Commissioners OK HPU’s Mims Auditorium as court location

Staff Writer
Brownwood Bulletin

Brown County Commissioners Court members approved Howard Payne University’s Mims Auditorium Monday as a location for court proceedings beginning July 27 through the end of the year.

“Because of the coronavirus pandemic, we have been prohibited from having any in-person jury trials since March,” 35th District Judge Steve Ellis told commissioners.

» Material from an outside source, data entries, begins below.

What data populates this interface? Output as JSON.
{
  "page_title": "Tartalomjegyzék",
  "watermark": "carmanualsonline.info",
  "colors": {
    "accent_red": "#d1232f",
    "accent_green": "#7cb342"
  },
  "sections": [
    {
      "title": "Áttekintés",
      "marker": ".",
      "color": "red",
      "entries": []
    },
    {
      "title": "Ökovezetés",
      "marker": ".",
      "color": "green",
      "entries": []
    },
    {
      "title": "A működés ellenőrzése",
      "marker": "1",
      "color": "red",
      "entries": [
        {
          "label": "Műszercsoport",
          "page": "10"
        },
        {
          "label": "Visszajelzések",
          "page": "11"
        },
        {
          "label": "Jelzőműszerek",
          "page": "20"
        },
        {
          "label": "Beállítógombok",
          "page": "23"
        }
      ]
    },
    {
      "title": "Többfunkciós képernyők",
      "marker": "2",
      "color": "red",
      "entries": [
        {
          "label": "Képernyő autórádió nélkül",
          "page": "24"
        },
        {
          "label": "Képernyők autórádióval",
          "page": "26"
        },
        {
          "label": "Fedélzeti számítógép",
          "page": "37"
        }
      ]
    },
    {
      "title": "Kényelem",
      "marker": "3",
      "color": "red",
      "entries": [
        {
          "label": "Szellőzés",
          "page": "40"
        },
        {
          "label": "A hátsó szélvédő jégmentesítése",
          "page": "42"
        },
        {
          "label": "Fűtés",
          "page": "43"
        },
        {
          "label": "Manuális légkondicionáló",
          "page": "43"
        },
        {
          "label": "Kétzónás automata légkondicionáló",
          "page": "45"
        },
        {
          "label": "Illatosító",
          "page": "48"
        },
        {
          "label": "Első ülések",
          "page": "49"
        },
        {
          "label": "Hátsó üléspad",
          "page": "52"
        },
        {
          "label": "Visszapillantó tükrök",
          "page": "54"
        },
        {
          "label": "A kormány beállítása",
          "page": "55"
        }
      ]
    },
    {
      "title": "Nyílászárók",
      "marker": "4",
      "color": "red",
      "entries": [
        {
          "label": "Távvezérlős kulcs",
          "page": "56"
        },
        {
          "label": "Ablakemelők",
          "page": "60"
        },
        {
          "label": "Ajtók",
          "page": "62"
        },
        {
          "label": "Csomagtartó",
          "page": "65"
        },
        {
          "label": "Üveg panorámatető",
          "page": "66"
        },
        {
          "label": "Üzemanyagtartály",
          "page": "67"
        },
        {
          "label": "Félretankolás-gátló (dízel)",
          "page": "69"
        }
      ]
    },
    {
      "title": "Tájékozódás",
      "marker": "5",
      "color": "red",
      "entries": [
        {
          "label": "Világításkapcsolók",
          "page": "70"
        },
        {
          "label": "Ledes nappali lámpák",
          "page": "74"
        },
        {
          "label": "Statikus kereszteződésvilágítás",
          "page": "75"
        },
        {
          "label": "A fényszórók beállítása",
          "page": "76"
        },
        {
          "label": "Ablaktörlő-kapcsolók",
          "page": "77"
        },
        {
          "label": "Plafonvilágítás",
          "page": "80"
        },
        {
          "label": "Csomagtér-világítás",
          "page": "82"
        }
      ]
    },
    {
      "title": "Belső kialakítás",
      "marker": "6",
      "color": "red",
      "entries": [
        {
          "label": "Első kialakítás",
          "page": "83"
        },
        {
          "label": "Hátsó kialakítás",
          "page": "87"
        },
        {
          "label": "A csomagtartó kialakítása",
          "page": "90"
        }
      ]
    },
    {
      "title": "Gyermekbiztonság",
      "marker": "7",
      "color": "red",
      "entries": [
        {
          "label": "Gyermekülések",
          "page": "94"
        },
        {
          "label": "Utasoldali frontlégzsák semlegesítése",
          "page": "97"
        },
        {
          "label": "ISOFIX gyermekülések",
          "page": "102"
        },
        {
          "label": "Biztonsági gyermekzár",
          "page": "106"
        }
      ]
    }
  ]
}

“Without the jury trials being viable, we are unable to move the majority of the really tough cases, the hard cases, criminal and the civil docket, those that are unable to be settled. We’ve not been able to have any jury trials because of the pandemic. Yet we’ve now been authorized to have one on the 27th of July so long as we follow all of the things that we’ve already put in place.”

In other business Monday, commissioners:

• Approved a $28,000 annual salary for new Emergency Management Coordinator Darrell Johnston and a $29,000 annual salary for new court coordinator Stephanie Upfold.

• Approved the creation of a budget line for the Brown County Chaplain Emergency Services program. Commissioners also approved accepting a $150 donation to the program from Forbess Insurance.

• Agreed to leave the burn ban in place.

• Heard an update on COVID cases from Brownwood/Brown County Health Administrator Lisa Dick.

“As the state has opened up, I think we can all agree that we have seen an increase in cases here in Brown County, and I feel we’re at a point where we have some choices to make,” Dick said. “I feel that we can act like other communities and we will have the same results that they have. Some communities are a little bit more further long in the process of this pandemic than we are and I don’t want us to follow what we’ve seen happen, which is continued cases and continued deaths.

“I don’t think that it’s the government’s responsibility for us to control this, but I do think that it’s an individual’s responsibility. So I want to just encourage everyone to continue to social distance. If you can’t social distance, then wear a mask when you’re out in public.

“I encourage you to plan ahead so that you don’t have to be out in the public as much as possible, just decrease that amount. So that may mean making lists and planning for meals, and looking to see what your future is going to look like if you can’t go out as often. If you are sick, don’t go out except to receive medical care. Don’t hesitate to ask for help. We’re all friends and neighbors here, and don’t hesitate to step in and help where needed.”